La 317ème section - Affiche

  • Box office : 1 651 571 entrées lors de  sa sortie en 1965. La 317ème section n’est jamais ressorti au cinéma depuis sinon lors de séances exceptionnelles à la Cinémathèque (la dernière datant du 19 août 2020) ou lors de sa présentation au Festival Lumières à l’occasion de la restauration 2K du film en 2010.
  • La chronique Blu-ray : StudioCanal à édité un Blu-ray en mars 2019 d’abord exclusif à l’enseigne Fnac et disponible depuis avril 2020 dans toutes les bonnes crémeries. Il aura donc fallu attendre presque 10 ans pour enfin découvrir cette image restaurée effectuée sous la supervision de Pierre Schoendoerffer et Raoul Coutard qui fut montrée en 2010 à la Cinémathèque et lors du Festival Lumières à Lyon. L’attente valait le coup tant ce que l’on découvre prolonge jusqu’au-boutiste l’extraordinaire travail au cadre de Coutard. Une véritable gageure quand on sait qu’à l’origine le négatif était bien trop usé par de trop nombreux tirages de copies pour pouvoir être utilisé comme élément source. Raoul Coutard est de fait parti d’un positif en excellent état tiré à un moment où le négatif était encore relativement intact. L’image étalonnée en respectant les intentions d’origines a été numérisée en 2K permettant donc la redécouverte totale de La 317ème section d’autant que l’encodage effectué pour cette édition retranscrit cela avec un joli doigté saupoudré d’un grain qui parfait le résultat d’ensemble. Quant au son il faut d’abord rappeler que tout le film a été postsynchronisé du fait de l’impossibilité d’enregistrer in situ les dialogues compte tenu des contraintes d’un tournage effectué en équipe plus que réduite. Pour autant beaucoup des sons de la jungle et autres bruits d’ambiance qui furent enregistrés sur place via un seul magnétophone Nagra seront utilisés par la suite lors de la post-production. C’est de ces bandes magnétiques d’origine que Schoendoerffer est parti pour la restauration de la partie sonore. Un travail titanesque qui s’entend permettant au mono 2.0 estampillé via le procédé DTS-HD MA d’exprimer pleinement ses capacités techniques. Rarement on a entendu un mono aussi dynamique, immersif et efficace. Cela en est presque émouvant.

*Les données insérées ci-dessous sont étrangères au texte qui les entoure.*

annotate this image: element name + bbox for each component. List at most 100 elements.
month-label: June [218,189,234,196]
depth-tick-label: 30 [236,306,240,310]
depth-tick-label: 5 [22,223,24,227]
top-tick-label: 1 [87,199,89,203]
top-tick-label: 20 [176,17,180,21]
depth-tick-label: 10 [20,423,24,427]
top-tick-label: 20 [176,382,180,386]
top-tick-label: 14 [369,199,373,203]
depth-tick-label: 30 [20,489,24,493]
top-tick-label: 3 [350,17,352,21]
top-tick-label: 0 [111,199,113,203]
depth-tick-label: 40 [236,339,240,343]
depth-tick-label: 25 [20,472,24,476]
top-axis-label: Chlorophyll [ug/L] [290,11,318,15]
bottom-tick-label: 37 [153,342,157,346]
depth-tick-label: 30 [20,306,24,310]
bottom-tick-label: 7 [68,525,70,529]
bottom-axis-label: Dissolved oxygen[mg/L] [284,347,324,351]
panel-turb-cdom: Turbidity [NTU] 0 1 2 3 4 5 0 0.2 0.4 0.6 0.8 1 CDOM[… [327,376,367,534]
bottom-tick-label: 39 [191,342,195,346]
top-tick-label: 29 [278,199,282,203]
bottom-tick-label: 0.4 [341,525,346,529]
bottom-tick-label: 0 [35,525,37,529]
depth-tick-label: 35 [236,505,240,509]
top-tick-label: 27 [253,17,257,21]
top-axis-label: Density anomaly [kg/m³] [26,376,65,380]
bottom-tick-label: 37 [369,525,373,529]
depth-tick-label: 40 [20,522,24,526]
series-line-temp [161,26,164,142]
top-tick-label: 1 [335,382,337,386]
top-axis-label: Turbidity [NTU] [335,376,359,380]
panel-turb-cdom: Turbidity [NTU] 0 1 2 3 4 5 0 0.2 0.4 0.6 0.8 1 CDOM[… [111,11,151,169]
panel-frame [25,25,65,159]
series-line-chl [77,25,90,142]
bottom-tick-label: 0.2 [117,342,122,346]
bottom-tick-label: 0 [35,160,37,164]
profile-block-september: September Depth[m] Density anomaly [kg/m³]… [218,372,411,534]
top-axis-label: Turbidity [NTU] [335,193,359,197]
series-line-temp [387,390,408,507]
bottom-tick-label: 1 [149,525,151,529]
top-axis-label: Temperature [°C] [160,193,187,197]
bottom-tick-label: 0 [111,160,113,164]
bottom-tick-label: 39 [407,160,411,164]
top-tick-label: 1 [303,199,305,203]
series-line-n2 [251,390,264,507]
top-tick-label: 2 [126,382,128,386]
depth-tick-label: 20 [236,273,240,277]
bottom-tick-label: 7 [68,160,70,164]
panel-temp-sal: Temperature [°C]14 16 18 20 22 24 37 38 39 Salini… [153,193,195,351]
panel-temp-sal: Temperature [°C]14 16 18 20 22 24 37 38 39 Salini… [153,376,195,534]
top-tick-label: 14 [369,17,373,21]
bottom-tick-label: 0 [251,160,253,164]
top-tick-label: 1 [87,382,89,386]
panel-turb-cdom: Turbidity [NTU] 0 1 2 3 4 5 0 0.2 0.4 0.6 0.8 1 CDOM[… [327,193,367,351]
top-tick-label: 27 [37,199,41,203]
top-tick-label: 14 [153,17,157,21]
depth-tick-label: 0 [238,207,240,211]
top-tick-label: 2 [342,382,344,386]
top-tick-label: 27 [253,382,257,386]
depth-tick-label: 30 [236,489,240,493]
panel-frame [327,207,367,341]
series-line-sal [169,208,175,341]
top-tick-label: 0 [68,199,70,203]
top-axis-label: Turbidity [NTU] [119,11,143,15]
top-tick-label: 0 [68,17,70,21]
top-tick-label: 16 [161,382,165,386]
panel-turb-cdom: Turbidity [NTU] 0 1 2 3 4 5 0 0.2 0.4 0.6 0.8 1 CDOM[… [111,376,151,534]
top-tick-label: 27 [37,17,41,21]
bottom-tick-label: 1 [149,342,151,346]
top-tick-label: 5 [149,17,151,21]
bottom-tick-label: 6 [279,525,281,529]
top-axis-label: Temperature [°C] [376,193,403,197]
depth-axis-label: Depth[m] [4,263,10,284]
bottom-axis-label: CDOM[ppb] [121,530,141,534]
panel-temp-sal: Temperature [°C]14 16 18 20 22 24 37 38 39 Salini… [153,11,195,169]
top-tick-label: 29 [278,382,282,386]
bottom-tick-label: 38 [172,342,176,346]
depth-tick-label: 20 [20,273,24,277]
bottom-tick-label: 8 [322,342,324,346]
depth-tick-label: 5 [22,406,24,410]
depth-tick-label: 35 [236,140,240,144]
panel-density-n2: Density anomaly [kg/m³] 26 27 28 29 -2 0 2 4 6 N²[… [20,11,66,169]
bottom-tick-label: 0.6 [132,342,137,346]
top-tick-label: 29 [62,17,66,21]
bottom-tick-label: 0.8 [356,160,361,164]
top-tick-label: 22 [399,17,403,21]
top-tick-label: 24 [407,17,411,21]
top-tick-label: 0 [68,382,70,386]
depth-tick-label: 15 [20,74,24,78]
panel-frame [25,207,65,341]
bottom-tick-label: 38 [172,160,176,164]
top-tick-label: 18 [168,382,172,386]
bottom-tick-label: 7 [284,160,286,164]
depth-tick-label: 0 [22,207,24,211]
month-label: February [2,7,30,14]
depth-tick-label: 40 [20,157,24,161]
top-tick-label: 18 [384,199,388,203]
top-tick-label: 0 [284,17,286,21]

    Sur son versant éditorial, StudioCanal a voulu se fendre d’un unique bonus qui pour le coup ne tient absolument pas la comparaison vis à vis du sans faute technique. Cet entretien avec Jacques Perrin d’une durée de plus de 30 minutes avait pourtant tout de la bonne idée. Se passer en effet du témoignage du seul acteur encore vivant (tant devant que derrière la caméra) eut été fort malvenu. Mais les propos à peine anecdotiques d’une des personnalités les plus influentes encore aujourd’hui de notre cinéma a sans doute même déçu chez StudioCanal qui aurait dû alors, dans une volonté de complémentarité, proposer autre chose. Par exemple et au hasard le formidable documentaire signé Raphaël Millet intitulé Pierre Schoendoerffer, la sentinelle de la mémoire. Datant de 2011, diffusé sur OCS et projeté au festival Les Rendez-vous de l’histoire à Blois, il fait intervenir Pierre Schoendoerffer (une de ses dernières interventions de son vivant devant une caméra), Jacques Perrin, Costa-Gavras, Raoul Coutard, Dominique Merlin qui a effectué les prises de vue avec Schoendoerffer sur La Section Anderson, Boramy Tioulong (le sergent supplétif cambodgien sur La 317ème section qui deviendra réalisateur), Pedro Nguyen, Pierre Gabaston… Si tout n’est pas centré sur La 317ème section, et pour cause puisqu’il s’agit d’un film revenant sur toute la carrière du cinéaste, on ne peut que constater encore une fois que celui-ci occupe une place centrale dans la filmo, la vie d’auteur et la vie privée d’un homme au destin fascinant. Ce doc y apporte de surcroît un éclairage bienvenu qui permet surtout de le contextualiser d’une manière définitive que cela soit à l’attention du cinéphile averti que du béotien qui découvrirait à la fois le film et le cinéaste. Un acte manqué pour StudioCanal qui s’inscrit au sein d’un marché (la vidéo physique) qui a, il est vrai, son avenir économique dans le dos.